The endowment will support Brown, an enrolled citizen of the Cherokee Nation, on his current research project that puts previous and ongoing work by Cherokee writers, artists, and public intellectuals in conversations with on-the-ground experiences of his grandfather’s generation of Cherokee citizens. With the funding, Brown is planning research trips to northeast Oklahoma, north Texas, and other sites to do archival research, conduct family interviews, and reconnect with Cherokee homeplaces.

“It’s going to allow me to build on the archival research I’ve done, to take photos of significant places where my grandad was born, and to reconnect with the allotment lands that he, his father and mother, and their extended family received after the Curtis Act of 1898,” Brown said.

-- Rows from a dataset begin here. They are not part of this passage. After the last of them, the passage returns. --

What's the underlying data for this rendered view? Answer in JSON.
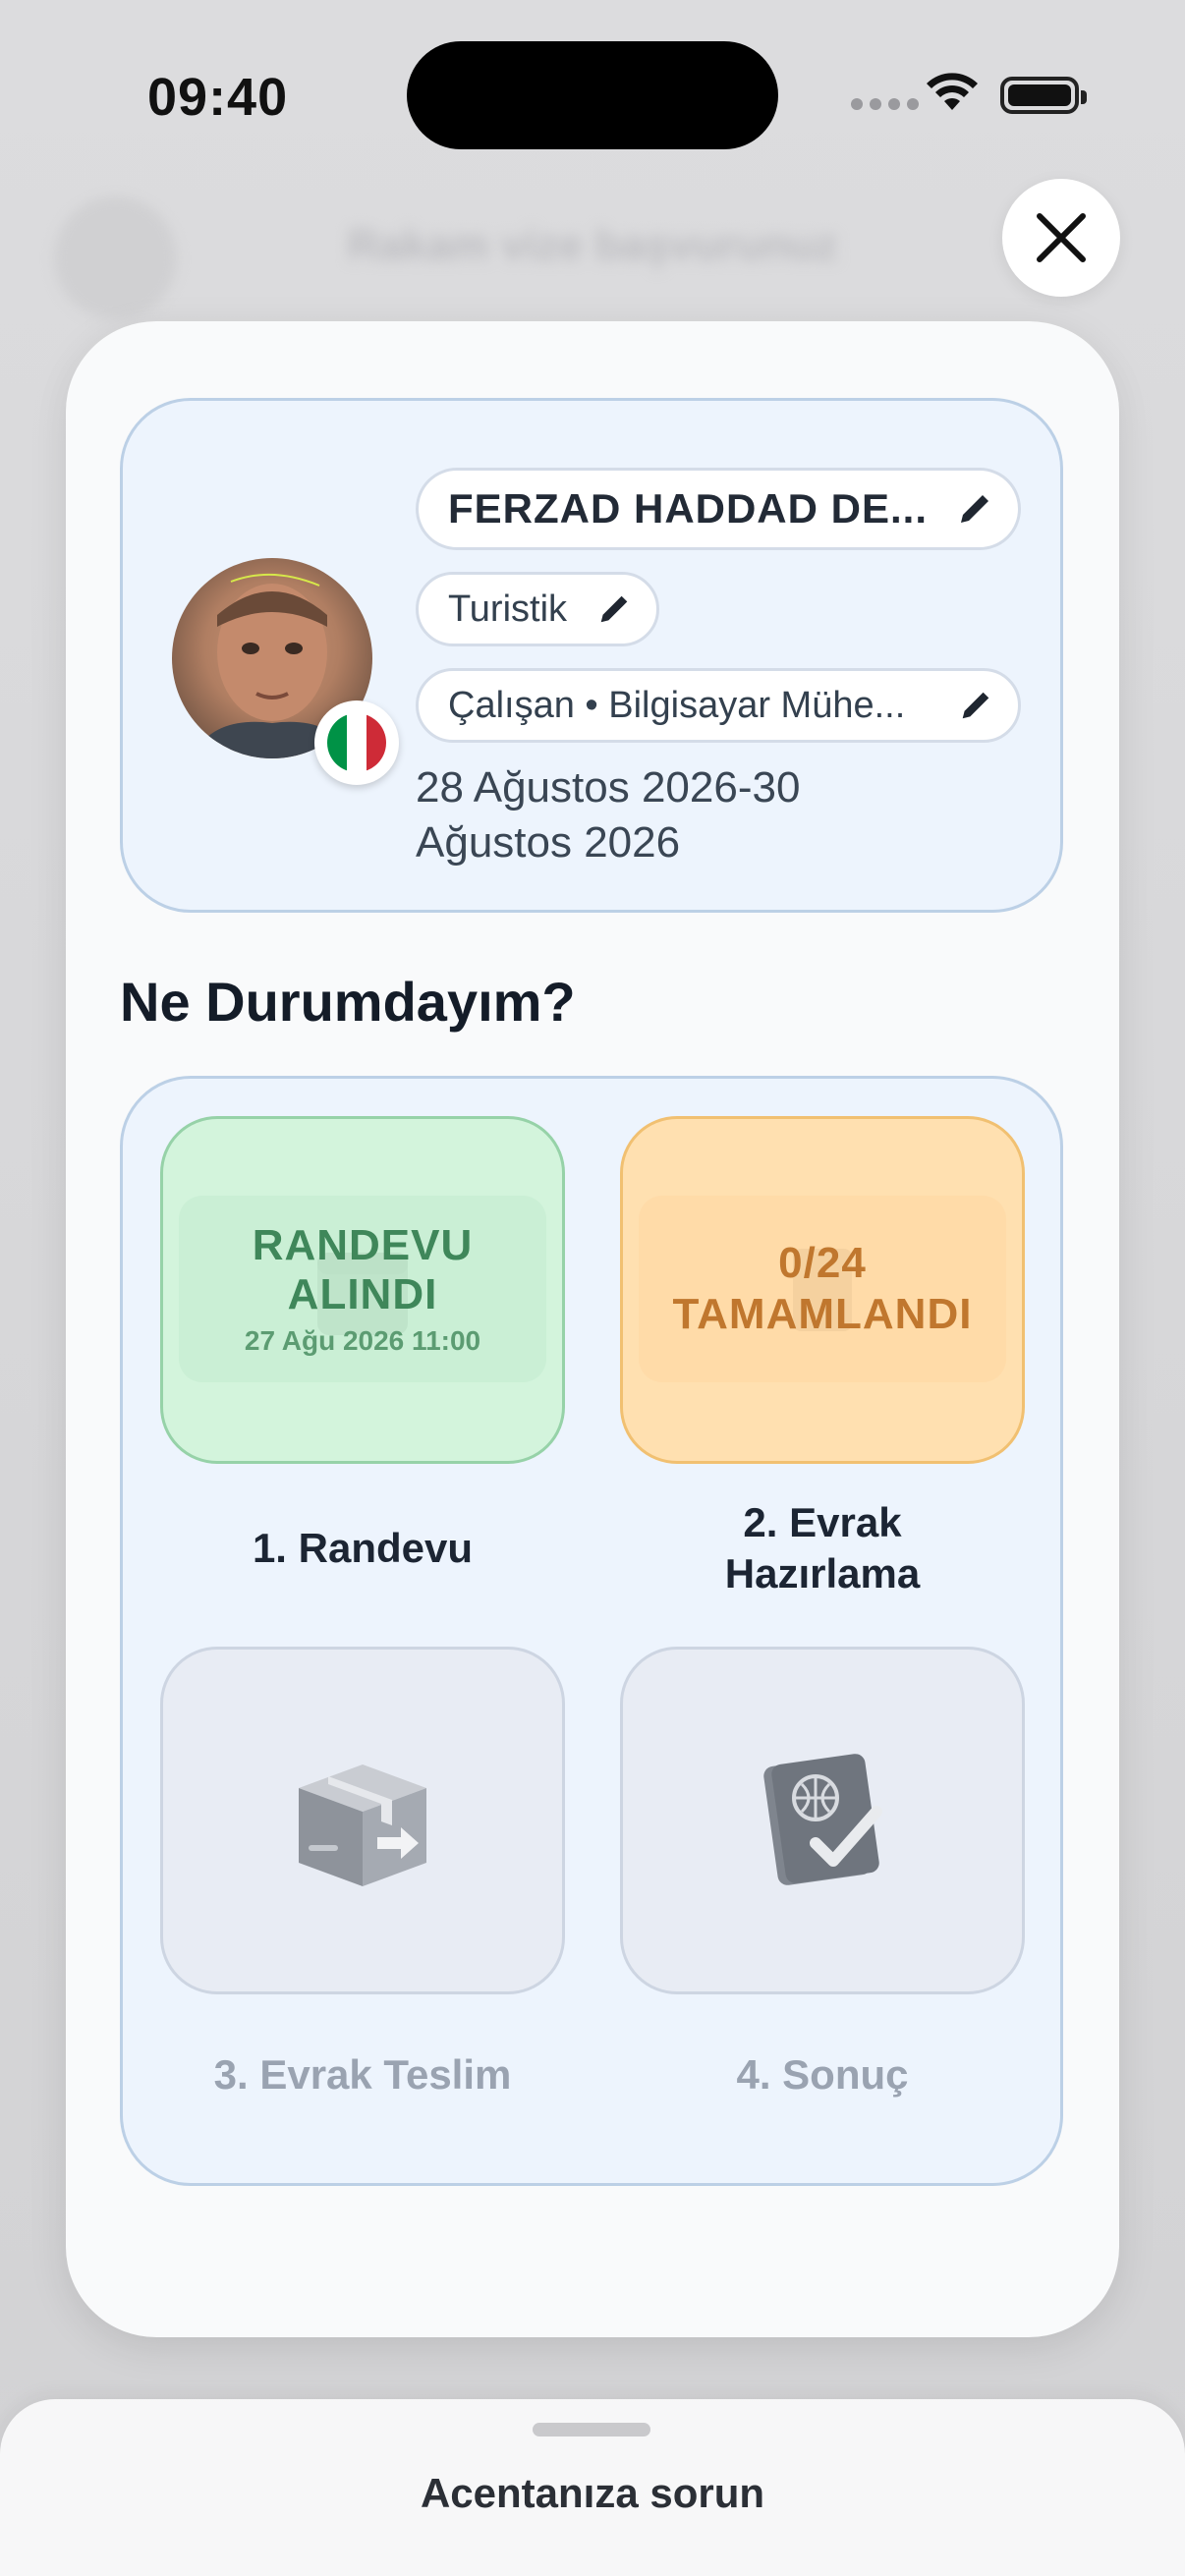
{
  "status_bar": {
    "time": "09:40"
  },
  "background": {
    "title": "Rakam vize başvurunuz"
  },
  "profile": {
    "name": "FERZAD HADDAD DE...",
    "visa_type": "Turistik",
    "occupation": "Çalışan • Bilgisayar Mühe...",
    "dates": "28 Ağustos 2026-30 Ağustos 2026",
    "flag_colors": [
      "#009246",
      "#ffffff",
      "#ce2b37"
    ]
  },
  "section_title": "Ne Durumdayım?",
  "steps": [
    {
      "label": "1. Randevu",
      "status_main": "RANDEVU ALINDI",
      "status_sub": "27 Ağu 2026 11:00",
      "icon": "calendar-icon"
    },
    {
      "label": "2. Evrak Hazırlama",
      "status_main": "0/24 TAMAMLANDI",
      "icon": "documents-icon"
    },
    {
      "label": "3. Evrak Teslim",
      "icon": "package-icon"
    },
    {
      "label": "4. Sonuç",
      "icon": "passport-icon"
    }
  ],
  "bottom": {
    "ask_label": "Acentanıza sorun"
  },
  "colors": {
    "done_green": "#3f875a",
    "progress_orange": "#c0772e",
    "inactive_gray": "#9aa3b1"
  }
}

Applying the Allotment Act of 1887 to tribal nations in Indian Territory, the Curtis Act of 1898 broke up lands held collectively by tribal nations into individual tracks of land to encourage assimilation and to force Western notions of land management, private property ownership, and nuclear family structures. There’s a growing methodology within Native American and Indigenous studies for scholars to center knowledge and stories within families and communities rather than solely on archival or academic work, Brown said.

For Brown, this means documenting the stories that he recalls his grandfather telling him, his cousins, and his sisters; speaking with extended family about their relatives, lives, and experiences, and correlating that knowledge with existing documentary and genealogical records.

“Our Nations are first and foremost a confederation of families,” Brown said. “We can’t tell a national story without telling stories about our families, and that’s especially true in Cherokee Nation.”

Native American storytelling isn’t limited to specific genres or modes, Brown said. It’s all weaved, including ceremony, song, dance, beadwork—and more.

“All of those are methods and ways of conveying story in different forms,” he said. “To tell a full story, we have to kind of use all of the genres and all of the forms at our disposal, and not privilege one over the other, not privilege the written word over the oral word, not privilege capital ‘L’ literature over popular literature, other forms of telling stories.”

Whenever Brown meets someone in Oklahoma, one of the first questions that comes up is, “Who’s your family?” These questions allow others to situate each other, he said. Scholars in fields such as Indigenous, race and ethnic studies and Native American studies, have studied literature in oral tradition and written forms.

“We've got these massive written and oral, literary and intellectual traditions that we can think of as national literatures in their own right, we've got these massive archives that we've recovered, and that we've built out over the last probably 30 years,” Brown said. “I think you’ll see more and more Native studies scholars recentering discussions of nationhood in our families, and not just in our tribal governments.”